I think a major reason for the early success of the Hawks is the success of all the main stars out of the gate. Other than Patrick Sharp, the "core" has been scoring at a high rate, especially Patrick Kane. I predicted before the season that Kane would be able to use his time spent playing in Switzerland to spring him forward into the NHL season, and that appears to be the case. He looks so much more comfortable out there this season instead of trying to play two ways as a center up the middle of the ice like he did for a large portion of last year. He's second in the NHL in points right now, and for good reason. He's scoring and facilitating offense at an amazing rate.

I'm just as impressed with the success of the 3rd and 4th lines, especially the two players centering those two lines. Andrew Shaw appears to fit in as a natural as the third line checking center, but he always brings an intensity and previously unexpected and untapped offensive potential as well. With Bryan Bickell and Viktor Stalberg next to him, the third line has morphed from a checking line with scoring potential to a line that serves the equally effective purposes of offense and checking.
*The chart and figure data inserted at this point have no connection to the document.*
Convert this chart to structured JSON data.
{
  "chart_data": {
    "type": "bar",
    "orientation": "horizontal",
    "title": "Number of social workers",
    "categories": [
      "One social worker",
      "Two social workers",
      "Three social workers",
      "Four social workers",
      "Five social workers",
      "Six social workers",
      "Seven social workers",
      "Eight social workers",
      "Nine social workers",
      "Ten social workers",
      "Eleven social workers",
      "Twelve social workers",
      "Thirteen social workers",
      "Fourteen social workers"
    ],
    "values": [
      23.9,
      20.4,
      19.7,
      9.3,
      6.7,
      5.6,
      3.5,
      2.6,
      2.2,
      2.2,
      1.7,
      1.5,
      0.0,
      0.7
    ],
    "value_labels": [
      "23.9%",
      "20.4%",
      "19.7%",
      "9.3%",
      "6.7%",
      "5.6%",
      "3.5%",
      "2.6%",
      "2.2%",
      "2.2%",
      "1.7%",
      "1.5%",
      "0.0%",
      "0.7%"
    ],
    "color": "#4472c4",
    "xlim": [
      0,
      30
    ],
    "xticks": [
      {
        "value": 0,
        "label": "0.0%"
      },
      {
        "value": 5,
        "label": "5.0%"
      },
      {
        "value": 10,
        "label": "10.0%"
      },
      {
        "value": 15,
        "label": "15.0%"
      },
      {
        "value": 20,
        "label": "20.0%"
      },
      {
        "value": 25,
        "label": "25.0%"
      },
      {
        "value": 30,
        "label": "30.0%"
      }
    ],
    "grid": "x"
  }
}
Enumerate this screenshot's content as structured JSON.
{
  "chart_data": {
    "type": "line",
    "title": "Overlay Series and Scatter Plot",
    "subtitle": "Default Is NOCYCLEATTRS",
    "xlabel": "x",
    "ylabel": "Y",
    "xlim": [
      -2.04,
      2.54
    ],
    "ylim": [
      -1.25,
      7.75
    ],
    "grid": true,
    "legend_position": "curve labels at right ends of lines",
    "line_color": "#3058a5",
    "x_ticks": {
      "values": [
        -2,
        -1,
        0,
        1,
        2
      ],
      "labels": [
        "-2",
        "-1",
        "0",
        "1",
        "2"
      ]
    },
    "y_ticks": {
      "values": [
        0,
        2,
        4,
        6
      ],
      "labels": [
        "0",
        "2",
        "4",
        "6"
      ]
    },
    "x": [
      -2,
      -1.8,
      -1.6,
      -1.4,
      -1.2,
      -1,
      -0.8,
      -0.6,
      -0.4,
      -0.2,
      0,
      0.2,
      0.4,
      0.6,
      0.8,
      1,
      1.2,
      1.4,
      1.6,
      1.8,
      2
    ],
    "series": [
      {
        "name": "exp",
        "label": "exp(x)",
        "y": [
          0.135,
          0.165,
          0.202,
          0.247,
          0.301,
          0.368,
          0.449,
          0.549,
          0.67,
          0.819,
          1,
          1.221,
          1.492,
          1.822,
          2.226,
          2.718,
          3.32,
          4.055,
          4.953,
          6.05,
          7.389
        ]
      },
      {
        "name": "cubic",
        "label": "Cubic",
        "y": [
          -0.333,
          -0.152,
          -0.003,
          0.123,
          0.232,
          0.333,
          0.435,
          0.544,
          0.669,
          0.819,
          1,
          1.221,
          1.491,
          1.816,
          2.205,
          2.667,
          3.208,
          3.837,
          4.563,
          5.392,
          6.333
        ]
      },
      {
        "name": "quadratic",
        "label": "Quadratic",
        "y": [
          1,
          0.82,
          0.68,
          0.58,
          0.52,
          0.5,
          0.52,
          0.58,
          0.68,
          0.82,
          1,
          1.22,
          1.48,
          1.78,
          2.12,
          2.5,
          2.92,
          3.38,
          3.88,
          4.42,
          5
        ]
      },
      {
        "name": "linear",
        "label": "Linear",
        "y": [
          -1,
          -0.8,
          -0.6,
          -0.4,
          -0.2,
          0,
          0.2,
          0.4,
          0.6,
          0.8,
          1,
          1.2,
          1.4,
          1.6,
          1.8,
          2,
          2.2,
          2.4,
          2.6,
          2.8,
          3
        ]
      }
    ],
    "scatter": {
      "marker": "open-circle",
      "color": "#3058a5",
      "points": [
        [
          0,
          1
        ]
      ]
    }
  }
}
Furthermore, Marcus Kruger on the fourth line is having a breakout season. We were told from Hawks brass previously how talented they thought he was, and we saw flashes of it. Yet, here Kruger is, emerging as a force defensively, both on the fourth line and on the penalty kill, and also beginning to show the offensive talent the Hawks have been talking about since he joined the club.

Keith is back to his old self
With the way this Hawks team has been playing, it would be easy to speak superlatives of the way the defense has been playing - except that they'd be true. Duncan Keith has had a resurgent year with the most noticeable change being in how fresh and fast he looks on the ice. Long known as the player who logs the most minutes on the team and some of the most in the league, Keith looks like the player that won the Norris trophy in 2010. It helps as well that he doesn't play as many minutes, which is due in large part to the success and depth of the rest of the defense. The reemergence of Niklas Hjarmalsson and the play of Nick Leddy has established the Hawks' defense as one of the best, and deepest, in the league. This defense, although full of legit two-way defenseman, knows and excels in its identity as puck possession defensemen. They're crucial to a great penalty kill as well as maintaining the offensive superiority they've maintained over other teams throughout the season. Quite simply put, without the success that unit has enjoyed, it's hard to imagine this Hawks team getting this deep into the season without a regulation loss.

And yet, that's where this team is. 10-0-3. Undefeated in regulation. A special season awaits the Hawks if they can keep up their torrid pace. They have to keep getting production from all four lines, the defense, and solid goaltending. They must try to keep up their amazing effectiveness on the penalty kill, and try to improve an average power play. This is a team that is built to win, and is equipped to handle the shortened season better than most other teams in the league. The core of this team has already brought one cup back home to Chicago. With the way they're playing right now, they'll have every chance in the world to bring home another.